Desvairados venceremos

A cidade não vai ser a mesma sem as máscaras

Historicamente, pode-se dizer que os loucos anos 1920 foram um resultado da liberação após o confinamento forçado pela gripe espanhola. Foi a era do jazz, do blues e da art déco. O período em que surgiu Duchamp arrebentando as privadas junto com o status quo e o surrealismo de Salvador Dalí criando espaço para o inconsciente, a poesia de Garcia Lorca, o cinema de Buñuel e, no Brasil, a Semana de 1922 com Mário de Andrade.

De volta a 2020 parte B (vulgo 2021), estou vacinado com duas doses e sem virar jacaré. Já me permito colocar as asinhas de fora, mesmo que de máscara. Já sai por aí com meus livros pelos cafés da capital paranaense e dei um(s) pulinho(s) no boteco. Coisa rápida, só o suficiente para amnésia alcóolica.
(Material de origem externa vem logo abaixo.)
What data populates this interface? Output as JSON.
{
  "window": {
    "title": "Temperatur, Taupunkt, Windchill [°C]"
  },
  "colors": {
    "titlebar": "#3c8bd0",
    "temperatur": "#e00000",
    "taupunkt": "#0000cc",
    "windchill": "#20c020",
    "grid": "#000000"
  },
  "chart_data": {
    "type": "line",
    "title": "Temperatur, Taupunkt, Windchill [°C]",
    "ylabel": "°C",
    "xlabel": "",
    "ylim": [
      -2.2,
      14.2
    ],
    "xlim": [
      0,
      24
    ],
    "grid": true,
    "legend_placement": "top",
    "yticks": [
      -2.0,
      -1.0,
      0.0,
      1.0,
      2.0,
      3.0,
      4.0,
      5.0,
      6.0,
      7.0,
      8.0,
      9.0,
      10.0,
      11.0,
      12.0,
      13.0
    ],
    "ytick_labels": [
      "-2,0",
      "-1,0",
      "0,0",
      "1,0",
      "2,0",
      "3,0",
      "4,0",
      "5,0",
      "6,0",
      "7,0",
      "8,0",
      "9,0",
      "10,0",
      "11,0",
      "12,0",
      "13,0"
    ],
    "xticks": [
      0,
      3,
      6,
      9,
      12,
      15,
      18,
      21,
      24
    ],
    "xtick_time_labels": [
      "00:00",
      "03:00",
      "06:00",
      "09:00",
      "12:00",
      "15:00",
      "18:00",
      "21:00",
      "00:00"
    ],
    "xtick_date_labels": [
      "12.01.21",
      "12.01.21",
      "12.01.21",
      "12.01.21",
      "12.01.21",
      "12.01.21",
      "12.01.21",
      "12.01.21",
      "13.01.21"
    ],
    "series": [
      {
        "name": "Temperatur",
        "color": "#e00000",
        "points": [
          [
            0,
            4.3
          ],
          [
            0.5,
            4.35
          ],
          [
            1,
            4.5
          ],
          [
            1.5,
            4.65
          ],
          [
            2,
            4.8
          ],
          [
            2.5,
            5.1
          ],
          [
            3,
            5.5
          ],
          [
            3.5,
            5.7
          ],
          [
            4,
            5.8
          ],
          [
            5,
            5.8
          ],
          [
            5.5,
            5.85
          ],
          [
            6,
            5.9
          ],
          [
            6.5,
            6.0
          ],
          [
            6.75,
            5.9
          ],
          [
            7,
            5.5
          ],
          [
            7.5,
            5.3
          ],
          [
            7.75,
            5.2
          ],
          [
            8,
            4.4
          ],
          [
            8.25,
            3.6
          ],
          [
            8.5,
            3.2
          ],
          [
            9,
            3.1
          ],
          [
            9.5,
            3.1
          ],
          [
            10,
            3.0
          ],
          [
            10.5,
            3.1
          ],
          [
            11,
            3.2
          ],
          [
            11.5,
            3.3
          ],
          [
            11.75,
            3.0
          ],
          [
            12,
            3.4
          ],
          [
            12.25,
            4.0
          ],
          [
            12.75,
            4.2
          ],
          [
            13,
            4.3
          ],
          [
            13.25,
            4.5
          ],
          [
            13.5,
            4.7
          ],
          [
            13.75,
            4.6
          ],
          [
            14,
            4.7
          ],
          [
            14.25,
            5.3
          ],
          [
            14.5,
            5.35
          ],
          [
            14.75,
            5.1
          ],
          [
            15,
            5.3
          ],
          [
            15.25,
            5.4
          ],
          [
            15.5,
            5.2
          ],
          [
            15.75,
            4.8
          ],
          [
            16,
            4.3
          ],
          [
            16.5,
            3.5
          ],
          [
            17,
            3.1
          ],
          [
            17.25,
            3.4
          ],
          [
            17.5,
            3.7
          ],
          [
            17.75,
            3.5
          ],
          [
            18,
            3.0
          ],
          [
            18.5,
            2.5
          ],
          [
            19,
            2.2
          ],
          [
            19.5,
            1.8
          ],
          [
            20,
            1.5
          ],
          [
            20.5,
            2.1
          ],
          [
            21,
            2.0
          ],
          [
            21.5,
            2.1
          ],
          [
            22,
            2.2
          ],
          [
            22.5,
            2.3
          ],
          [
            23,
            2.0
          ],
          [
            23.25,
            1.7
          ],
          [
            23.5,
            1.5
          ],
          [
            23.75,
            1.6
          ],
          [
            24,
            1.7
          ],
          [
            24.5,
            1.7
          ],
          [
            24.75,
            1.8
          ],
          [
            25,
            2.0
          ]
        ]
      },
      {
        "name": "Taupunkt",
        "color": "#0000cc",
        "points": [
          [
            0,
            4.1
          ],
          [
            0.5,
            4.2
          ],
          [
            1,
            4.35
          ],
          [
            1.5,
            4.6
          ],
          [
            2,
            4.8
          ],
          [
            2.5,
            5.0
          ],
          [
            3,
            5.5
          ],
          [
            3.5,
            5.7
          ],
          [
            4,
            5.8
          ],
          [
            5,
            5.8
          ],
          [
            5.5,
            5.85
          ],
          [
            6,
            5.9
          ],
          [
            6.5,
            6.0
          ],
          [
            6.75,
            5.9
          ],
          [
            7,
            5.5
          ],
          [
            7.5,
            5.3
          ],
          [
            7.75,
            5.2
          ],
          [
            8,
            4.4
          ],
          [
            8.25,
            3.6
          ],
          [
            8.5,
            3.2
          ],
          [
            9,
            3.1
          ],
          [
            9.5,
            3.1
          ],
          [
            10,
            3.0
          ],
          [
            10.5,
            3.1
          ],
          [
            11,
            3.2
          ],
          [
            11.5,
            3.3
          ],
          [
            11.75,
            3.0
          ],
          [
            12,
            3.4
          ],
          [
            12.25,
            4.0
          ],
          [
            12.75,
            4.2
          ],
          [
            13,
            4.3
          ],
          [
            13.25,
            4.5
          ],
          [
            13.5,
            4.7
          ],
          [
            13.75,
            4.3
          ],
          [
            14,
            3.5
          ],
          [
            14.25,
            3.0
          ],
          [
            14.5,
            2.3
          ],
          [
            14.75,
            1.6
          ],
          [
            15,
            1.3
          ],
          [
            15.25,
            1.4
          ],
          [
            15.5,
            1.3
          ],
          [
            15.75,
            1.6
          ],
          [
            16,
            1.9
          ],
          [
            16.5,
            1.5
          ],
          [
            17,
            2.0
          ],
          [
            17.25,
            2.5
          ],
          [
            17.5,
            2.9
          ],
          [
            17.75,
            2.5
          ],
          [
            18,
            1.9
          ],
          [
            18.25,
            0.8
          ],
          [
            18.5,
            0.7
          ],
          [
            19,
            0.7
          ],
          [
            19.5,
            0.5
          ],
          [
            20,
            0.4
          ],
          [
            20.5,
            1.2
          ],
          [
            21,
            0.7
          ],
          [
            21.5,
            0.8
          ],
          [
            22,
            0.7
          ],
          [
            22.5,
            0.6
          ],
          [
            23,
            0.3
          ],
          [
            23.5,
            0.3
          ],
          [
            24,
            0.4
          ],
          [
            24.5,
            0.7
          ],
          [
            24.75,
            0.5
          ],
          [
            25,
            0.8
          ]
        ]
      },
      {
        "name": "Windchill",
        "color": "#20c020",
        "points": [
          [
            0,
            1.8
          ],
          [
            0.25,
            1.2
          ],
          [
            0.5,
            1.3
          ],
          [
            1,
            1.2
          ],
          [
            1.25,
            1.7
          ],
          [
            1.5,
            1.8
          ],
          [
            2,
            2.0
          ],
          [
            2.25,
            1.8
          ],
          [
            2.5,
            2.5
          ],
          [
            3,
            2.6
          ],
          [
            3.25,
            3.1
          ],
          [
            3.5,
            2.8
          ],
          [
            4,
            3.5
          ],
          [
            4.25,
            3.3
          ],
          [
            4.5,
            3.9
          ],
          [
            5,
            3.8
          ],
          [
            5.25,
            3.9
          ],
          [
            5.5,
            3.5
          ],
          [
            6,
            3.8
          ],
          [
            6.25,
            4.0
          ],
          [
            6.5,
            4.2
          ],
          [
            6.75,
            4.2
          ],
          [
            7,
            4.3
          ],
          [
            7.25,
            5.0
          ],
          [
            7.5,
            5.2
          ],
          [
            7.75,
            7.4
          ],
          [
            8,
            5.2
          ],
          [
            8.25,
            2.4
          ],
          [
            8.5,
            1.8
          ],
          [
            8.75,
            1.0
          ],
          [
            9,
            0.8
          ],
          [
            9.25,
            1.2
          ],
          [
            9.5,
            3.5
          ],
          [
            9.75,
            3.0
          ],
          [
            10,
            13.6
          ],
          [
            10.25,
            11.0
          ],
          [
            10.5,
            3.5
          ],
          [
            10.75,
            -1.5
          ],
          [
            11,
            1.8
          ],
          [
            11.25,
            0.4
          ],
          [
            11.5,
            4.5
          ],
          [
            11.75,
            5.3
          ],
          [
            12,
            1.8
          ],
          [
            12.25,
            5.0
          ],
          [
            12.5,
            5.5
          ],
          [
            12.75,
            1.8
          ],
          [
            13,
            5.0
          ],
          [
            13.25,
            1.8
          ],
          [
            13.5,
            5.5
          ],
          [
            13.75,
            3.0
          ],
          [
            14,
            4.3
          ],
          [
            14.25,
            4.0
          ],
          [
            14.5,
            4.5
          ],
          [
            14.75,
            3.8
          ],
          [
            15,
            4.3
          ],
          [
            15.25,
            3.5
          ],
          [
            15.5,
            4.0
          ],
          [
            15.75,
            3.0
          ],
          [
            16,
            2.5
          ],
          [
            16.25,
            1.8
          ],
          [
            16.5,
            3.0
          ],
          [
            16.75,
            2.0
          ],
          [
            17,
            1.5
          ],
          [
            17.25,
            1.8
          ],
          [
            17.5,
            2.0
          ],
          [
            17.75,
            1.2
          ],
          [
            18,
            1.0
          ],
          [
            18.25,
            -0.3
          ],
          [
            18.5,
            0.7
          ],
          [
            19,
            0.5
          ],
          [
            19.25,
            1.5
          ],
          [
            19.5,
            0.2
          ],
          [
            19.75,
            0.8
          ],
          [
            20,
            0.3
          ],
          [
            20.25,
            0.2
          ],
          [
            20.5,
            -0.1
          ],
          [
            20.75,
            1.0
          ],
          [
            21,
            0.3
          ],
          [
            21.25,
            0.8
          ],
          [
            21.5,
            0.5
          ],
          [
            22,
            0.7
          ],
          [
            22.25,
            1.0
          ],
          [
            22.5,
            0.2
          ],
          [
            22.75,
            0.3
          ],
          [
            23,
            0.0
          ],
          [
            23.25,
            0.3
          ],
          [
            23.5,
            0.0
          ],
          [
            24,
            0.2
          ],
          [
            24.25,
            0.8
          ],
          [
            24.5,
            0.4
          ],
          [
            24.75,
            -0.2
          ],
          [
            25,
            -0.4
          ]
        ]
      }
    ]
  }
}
Seja como for, estamos precisando de uma boa dose de empolgação. Um jazz bem tocado para acariciar a alma e um samba para fazer sorrir. Tudo isso para tocar aquele antigo projeto de revolucionar o mundo, enquanto os fachos corroem a parede do estômago e espumam de raiva, quero me juntar à poesia que flui entre copos. Vamos ter que empolgar para fazer a vida descolar dessa imagem verde e amarela deprimidamente perversa que não aceita nenhuma diferença. Talvez isso seja na marra, mas vai ter que ter bile para sair do buraco.

Há um adágio que vai assim: a rua é a alma da cidade, mas o boteco é a alma da rua. Só que nenhum boteco vai ser o mesmo porque as máscaras não servem mais. A burguesia não vai mais conseguir disfarçar um charme silencioso pra sair anonimamente na rua. Também não vai dar para tolerar o barulho intolerável do fascismo mesmo que dissimulado. Ele é colado demais às convenções sociais e aos padrões que nunca serviram pra nada. É como uma máscara que já estava aí, mas não percebíamos. Mas tudo bem, uma dose de surrealismo criativo à la Dali vai resolver isso se pusermos a massa cinzenta pra trabalhar. A cidade precisa de mais desvario e encantamento propositivo, pois as redes sociais causaram monotonia mortal à retina-coração. O algoritmo deixou tudo desanimado pela repetição mentirosa. Merecemos uns loucos anos 2020 parte 2 — sem esquecer do que ainda não acabou.

A democracia vai ser defendida pelo prazer. Vamos brindar à volta da sensatez para comemorar de novo com aquilo que nos fez falta – ciência, arte, ética – e empolgar ao longo da jornada enquanto colocamos as máscaras no lixo.